PS S:\delme\testmv> $a[1].Name

1.txt

 ちなみに、Nameというプロパティ名は、dirの結果の"Mode LastWriteTime Length Name"という行を見て知ることができます。とてもCool!

 さて、これを見てなぜ良いと思ったのかといえば、普通にバッチを書いていて困ることが解決してしまうからです。私の場合、バッチを書くときに、現在のカレントディレクトリのファイル一覧に依存する処理を書くことが多くあります。そういう処理が重なると、pushd/popdで現在のディレクトリを一時的に変えてから戻るようなトリックを使ってしまいますが、そうすると一部だけ取り出して実行できないバッチになってしまうわけですね。

 また、実行によってファイル一覧が変わってしまうバッチを書きたいこともあります。これは再実行の時にファイル一覧を元に戻さないとなりません。面倒でトラブルも起きやすくなります。

 しかし、PowerShellを使えばそういう面倒からは全て解放されます。複数のディレクトリのファイル一覧を同時に保持するのも簡単だし、一度作成したファイル一覧のオブジェクトは変数に保持し続ける限り中身が変わりません。

もっと楽しい条件抽出 §

 コマンドラインの基本はソートと検索……という気もしますが、このあたりも面白いですね。

 たとえば、ファイル一覧から特定ファイルサイズのファイルだけ抜き出すのは、whereコマンドで式を指定するだけ。

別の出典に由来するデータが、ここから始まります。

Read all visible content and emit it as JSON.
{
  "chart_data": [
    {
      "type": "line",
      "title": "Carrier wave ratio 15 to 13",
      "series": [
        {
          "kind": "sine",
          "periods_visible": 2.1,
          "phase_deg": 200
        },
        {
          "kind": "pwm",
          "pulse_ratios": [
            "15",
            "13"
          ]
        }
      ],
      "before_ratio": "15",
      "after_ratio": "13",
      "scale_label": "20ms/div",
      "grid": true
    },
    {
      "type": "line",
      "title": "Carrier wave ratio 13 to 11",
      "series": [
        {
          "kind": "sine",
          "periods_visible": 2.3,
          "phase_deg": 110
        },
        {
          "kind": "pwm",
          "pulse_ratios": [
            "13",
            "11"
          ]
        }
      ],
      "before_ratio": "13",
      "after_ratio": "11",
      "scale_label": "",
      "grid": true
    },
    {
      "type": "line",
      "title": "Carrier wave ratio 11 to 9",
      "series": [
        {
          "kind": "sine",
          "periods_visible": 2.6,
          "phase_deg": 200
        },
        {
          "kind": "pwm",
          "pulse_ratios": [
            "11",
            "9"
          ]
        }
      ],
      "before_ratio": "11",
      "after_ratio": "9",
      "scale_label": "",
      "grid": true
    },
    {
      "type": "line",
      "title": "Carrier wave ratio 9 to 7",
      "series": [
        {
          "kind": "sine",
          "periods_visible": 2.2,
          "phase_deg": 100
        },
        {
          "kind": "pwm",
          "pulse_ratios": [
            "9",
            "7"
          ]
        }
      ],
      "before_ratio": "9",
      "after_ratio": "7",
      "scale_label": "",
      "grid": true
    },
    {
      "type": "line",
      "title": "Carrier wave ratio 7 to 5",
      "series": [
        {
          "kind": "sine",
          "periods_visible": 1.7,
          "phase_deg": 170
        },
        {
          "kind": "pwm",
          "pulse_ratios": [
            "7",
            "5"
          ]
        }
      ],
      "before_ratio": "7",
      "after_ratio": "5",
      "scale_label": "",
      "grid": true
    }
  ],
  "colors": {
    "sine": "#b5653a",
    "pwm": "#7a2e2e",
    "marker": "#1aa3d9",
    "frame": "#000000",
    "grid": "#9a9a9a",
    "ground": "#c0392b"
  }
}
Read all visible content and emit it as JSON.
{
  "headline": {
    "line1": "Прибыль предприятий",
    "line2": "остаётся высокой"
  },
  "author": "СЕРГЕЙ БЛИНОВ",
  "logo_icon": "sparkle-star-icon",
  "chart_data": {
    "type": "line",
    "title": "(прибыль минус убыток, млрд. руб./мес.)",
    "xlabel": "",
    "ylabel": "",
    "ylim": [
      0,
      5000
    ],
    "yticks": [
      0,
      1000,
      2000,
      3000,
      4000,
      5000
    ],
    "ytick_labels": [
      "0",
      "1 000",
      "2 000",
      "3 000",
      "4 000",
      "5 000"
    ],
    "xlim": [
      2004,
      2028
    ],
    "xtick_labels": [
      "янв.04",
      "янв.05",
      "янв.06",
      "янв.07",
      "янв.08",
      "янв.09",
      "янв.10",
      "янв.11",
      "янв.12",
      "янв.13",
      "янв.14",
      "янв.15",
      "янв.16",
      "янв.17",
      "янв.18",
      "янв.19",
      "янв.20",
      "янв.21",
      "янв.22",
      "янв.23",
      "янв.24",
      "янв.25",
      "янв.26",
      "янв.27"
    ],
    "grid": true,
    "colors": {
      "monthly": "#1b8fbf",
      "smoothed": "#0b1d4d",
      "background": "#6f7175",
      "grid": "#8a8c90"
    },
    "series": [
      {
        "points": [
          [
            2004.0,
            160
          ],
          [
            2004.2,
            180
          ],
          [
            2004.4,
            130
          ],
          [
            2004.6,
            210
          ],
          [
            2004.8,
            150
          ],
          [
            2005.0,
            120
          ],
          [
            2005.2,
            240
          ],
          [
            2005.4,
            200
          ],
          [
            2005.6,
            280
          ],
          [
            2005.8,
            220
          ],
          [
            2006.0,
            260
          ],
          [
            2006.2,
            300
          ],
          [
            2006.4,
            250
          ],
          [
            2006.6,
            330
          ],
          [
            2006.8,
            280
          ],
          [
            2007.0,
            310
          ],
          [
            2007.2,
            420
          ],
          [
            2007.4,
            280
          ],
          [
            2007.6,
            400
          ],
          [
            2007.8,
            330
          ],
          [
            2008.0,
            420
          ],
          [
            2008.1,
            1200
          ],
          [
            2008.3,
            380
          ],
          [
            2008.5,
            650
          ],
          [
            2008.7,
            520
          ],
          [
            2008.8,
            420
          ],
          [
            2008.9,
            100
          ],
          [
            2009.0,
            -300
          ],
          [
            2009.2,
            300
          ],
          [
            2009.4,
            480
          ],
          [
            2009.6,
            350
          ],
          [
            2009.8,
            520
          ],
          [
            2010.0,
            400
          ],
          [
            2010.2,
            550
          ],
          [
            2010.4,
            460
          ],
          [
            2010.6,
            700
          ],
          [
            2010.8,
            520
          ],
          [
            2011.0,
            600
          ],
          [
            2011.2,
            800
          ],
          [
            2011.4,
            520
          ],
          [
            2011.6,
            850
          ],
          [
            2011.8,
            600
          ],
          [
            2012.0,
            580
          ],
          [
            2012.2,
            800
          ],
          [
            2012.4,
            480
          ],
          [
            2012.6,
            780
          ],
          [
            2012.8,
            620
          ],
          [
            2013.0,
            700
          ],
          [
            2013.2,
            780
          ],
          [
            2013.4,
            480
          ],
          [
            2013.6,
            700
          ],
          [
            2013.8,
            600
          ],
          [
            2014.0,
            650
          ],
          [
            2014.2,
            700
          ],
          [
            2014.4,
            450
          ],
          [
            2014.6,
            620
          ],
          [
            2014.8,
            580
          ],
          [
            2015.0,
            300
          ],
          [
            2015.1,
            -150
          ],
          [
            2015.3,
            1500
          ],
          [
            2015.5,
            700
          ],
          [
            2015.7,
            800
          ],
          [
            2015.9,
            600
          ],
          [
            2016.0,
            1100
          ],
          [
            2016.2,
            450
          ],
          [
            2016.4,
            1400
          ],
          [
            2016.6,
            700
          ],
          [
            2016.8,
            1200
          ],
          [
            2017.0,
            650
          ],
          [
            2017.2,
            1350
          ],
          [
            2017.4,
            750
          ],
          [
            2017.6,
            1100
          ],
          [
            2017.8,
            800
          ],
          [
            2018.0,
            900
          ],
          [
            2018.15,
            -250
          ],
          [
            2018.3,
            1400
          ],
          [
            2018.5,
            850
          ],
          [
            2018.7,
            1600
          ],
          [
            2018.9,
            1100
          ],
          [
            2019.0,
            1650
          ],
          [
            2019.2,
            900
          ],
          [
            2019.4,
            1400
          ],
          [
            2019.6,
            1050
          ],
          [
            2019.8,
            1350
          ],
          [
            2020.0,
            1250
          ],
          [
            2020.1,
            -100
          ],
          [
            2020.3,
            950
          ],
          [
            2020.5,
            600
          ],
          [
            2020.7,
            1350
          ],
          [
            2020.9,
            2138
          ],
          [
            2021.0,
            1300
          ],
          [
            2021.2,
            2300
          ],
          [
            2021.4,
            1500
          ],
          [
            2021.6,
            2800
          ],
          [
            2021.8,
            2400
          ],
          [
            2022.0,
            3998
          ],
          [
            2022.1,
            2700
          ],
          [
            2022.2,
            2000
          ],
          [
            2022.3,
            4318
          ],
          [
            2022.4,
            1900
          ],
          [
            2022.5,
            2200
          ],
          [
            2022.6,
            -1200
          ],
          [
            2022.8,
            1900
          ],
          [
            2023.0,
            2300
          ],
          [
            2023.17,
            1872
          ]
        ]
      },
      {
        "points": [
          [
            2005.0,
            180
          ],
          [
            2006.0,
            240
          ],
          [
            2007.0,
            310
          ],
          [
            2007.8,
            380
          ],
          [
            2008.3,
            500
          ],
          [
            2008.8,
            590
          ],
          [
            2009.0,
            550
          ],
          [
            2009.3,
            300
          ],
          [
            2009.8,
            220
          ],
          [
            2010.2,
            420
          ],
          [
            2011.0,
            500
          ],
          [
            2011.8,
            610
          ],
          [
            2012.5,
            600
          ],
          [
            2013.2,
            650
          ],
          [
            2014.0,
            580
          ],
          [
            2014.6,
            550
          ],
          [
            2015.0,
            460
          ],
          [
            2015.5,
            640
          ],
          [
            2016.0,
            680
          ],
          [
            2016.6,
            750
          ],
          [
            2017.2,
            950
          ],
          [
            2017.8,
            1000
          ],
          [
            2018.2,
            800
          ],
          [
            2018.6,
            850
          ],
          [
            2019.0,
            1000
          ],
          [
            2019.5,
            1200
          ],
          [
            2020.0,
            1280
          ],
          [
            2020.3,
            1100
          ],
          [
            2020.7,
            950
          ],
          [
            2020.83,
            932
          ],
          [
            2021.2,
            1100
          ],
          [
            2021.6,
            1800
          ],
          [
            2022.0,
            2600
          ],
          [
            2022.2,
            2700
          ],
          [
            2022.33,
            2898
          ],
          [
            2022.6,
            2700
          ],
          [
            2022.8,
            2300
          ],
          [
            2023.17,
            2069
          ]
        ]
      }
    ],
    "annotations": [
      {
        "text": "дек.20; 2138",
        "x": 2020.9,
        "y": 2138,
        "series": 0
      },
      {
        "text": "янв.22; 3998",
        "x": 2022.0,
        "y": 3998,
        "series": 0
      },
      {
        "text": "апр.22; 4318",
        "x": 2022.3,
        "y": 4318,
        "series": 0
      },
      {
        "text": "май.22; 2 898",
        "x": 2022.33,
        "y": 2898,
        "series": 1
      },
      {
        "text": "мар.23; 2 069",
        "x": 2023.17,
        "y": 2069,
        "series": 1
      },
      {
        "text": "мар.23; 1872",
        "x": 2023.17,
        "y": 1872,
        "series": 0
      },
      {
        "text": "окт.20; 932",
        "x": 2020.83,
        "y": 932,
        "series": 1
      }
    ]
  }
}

 以下はファイルサイズが6のファイルだけリストアップさせた例です。

PS S:\delme> dir

    ディレクトリ: Microsoft.PowerShell.Core\FileSystem::S:\delme

Mode                LastWriteTime     Length Name

----                -------------     ------ ----

d----        2007/01/02     16:20            testmv

-a---        2007/01/02     15:22          6 1.txt

-a---        2007/01/08     18:16    1777464 WindowsXP-KB926140-v2-x86-N.exe

PS S:\delme> dir | where { $_.Length -eq 6 }

    ディレクトリ: Microsoft.PowerShell.Core\FileSystem::S:\delme

Mode                LastWriteTime     Length Name

----                -------------     ------ ----

-a---        2007/01/02     15:22          6 1.txt

 クエリ式のようなものが絡むと、過剰に複雑になって嫌になるかと思っていましたが、実際に書いてみると気になるほどの複雑さはありませんね。むしろ、驚くほどシンプルと言った方が良いかも。

 これなら日常的に使うことができるかも。

 バッチだけでなく、手動でコマンドを打つときにも使えそう。ファイル1万個の中から特定のファイルを探すような場面なら、絶対に便利。

しかし一時退却 §

 これほど楽しいPowerShellですが、しばし見なかったことにして忘れます。

 その理由は、はまると奥が深くて恐そうなことと、まだVista版が出ていないらしいことの2つです。

 でも、1年後ぐらいには、当たり前のようにPowerShellを使っていそうですね。そして、日常作業を楽にする強力なバッチ^H^H^Hコマンドレットがいくつも作られているのかも。

 ってか、これまでC#で書いていた使い捨てプログラムの一部は、ほぼ間違いなくPowerShellで書くことになると思います。